Microsoft turned down a deal that would have seen Marvel games developed exclusively for Xbox. 

A huge part of a console’s appeal is its exclusive games, and Sony has been knocking it out of the park with stellar franchises like Horizon and God of War. PlayStation fans have also delighted in zipping around New York City as Peter Parker and his teen apprentice in 2018’s Spider-Man and Spider-Man: Miles Morales thanks to a deal Sony struck with Marvel. But things could have been very different if Xbox hadn’t turned down the opportunity to work with Marvel when approached by the company in 2014.

As spotted by ResetEra (opens in new tab) user Nightengale, an extract from ‘The Ultimate History of Video Games, Volume 2’ by Steven L Kent reveals that Marvel reached out to both Microsoft and Sony with the aim of securing first-party deals. Jay Ong was hired as vice president of games in May 2014 to replicate Marvel’s box office success in the gaming market. Ong sought publishing partners that would have “a deep pool of talent, commitment to quality, and inexhaustibly deep pockets” and hadn’t adopted the ‘crappy licensed games’ mentality. 

To him, three companies fitted that bill, Microsoft, Sony and Nintendo. But as Nintendo primarily focuses on its own IPs, it was ruled out. Instead, Ong approached both Microsoft and Sony, saying, “We don’t have any big console deals with anyone right now. What would you like to do?” According to Ong, Microsoft’s strategy revolved around its own IPs, so it passed on the offer. 

Meanwhile, PlayStation execs Adam Boyes and John Drake met with Ong, who laid out Marvel’s lofty ambitions, “We have a dream that this is possible, that we could beat Arkham and have one game at least and maybe multiple games that could drive adoption of your platform.”

This led to the 2018’s PlayStation exclusive Spider-Man developed by Insomniac Games, but not before Marvel had to wrestle the rights of the franchise away from Activision, which had been making Spider-Man games throughout the 2000s.
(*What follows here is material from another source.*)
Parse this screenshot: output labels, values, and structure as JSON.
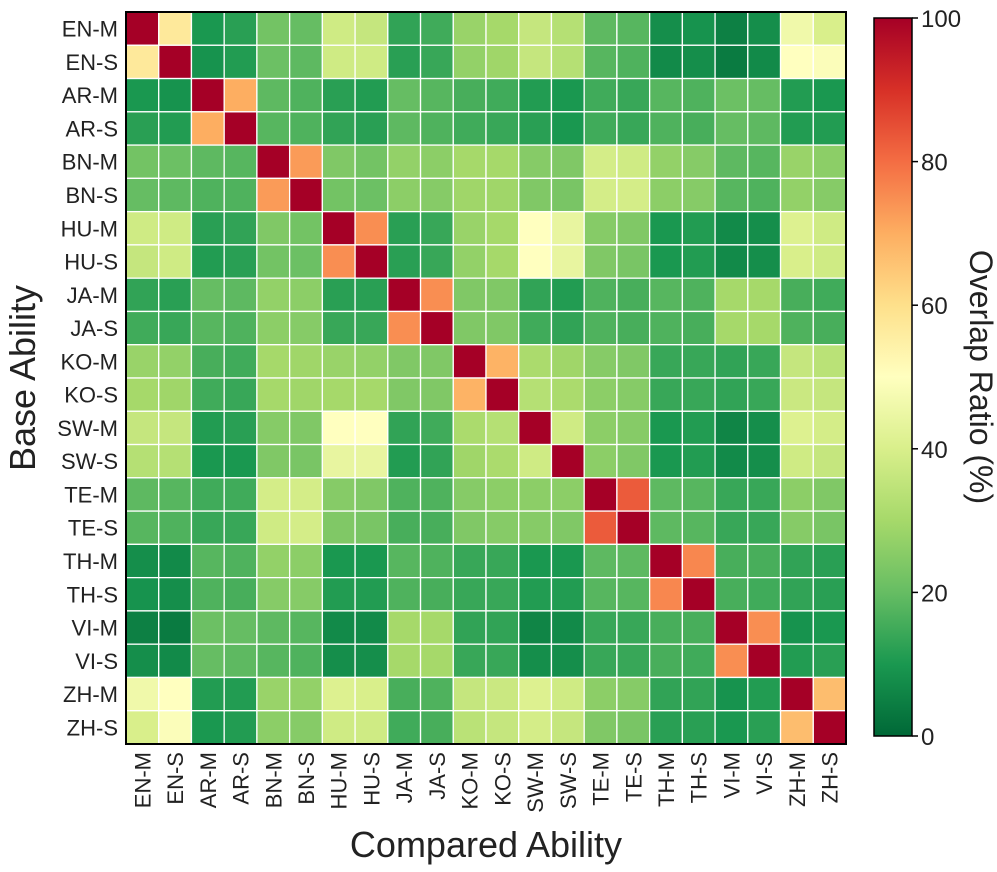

When Ong announced that he wanted to find a better home for Spidey, Activision replied with, “Good luck finding your unicorn.” Given the phenomenal success of Spider-Man on PlayStation, it appears that unicorn has been well and truly found. As for Microsoft, it’s fair to assume that it probably regrets not taking Marvel up on its offer.

As well as Spider-Man 2 and Wolverine, Insomniac is also working on an unannounced multiplayer project. A job listing suggests that it could be a brand new IP.